Australian Prime Minister Scott Morrison insisted that “blame doesn’t help anybody” on Sunday among increasing uproar over Australia’s apocalyptic wildfire outbreak. “Now is the time to focus on the response,” he said.
“Overanalysis of these things is not a productive exercise.”
Morrison also denied that his government had not acknowledged the link between climate change and the growing problem of drought and wildfires in Australia, though he did not address accusations that it was failing to do anything about them.
Morrison said at the weekend that 3,000 army, navy, and air force reservists will join the firefighting effort and firefighting aircraft would be leased from other countries. But critics said such measures should have been taken before, while he also faced accusations of “milking” the announcement for political purposes.
Rural Fire Service Commissioner Shane Fitzsimmons said he had learned about the military assistance from the press, saying it was “disappointing and some surprise to hear about these things through public announcements.”

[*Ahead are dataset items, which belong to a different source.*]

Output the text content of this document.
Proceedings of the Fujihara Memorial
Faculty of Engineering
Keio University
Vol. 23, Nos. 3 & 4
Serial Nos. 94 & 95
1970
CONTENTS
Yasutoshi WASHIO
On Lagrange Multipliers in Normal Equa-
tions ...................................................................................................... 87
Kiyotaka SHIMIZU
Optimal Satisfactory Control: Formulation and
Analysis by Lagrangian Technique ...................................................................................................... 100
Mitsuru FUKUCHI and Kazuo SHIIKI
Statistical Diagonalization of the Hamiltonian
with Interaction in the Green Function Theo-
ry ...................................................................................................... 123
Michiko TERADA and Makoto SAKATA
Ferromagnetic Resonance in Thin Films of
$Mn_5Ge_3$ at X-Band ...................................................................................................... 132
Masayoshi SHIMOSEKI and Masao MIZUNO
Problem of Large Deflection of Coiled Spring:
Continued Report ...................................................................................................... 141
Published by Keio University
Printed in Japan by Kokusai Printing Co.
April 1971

Meanwhile, the Australia Defence Association criticized a government video about the deployment, describing it as “party political advertising milking Australian Defence Force (ADF) support to civil agencies” and “a clear breach of the non-partisanship convention applying to both the ADF and ministers.”
The human death toll climbed to 25 over the weekend, with a man in New South Wales suffocating while trying to put out flames engulfing the home of a neighbor and a father and son team, famed bush pilot “Desert” Dick Lang and his son Clayton, died fighting fires on Kangaroo Island.
The number of mammals, birds, and reptiles to have perished is estimated at half a billion, with conservationists on Kangaroo Island, an animal refuge and center of ecotourism, saying thousands of koalas and kangaroos have died while the critically endangered Kangaroo Island dunnart, a mouse-like marsupial species unique to the island, could have been exterminated.
The eight monitoring stations that had been set up to track the diminutive mammals have all melted.
The work of a 25-year conservation project to increase numbers of the glossy black cockatoo is believed to have been negated in a single week.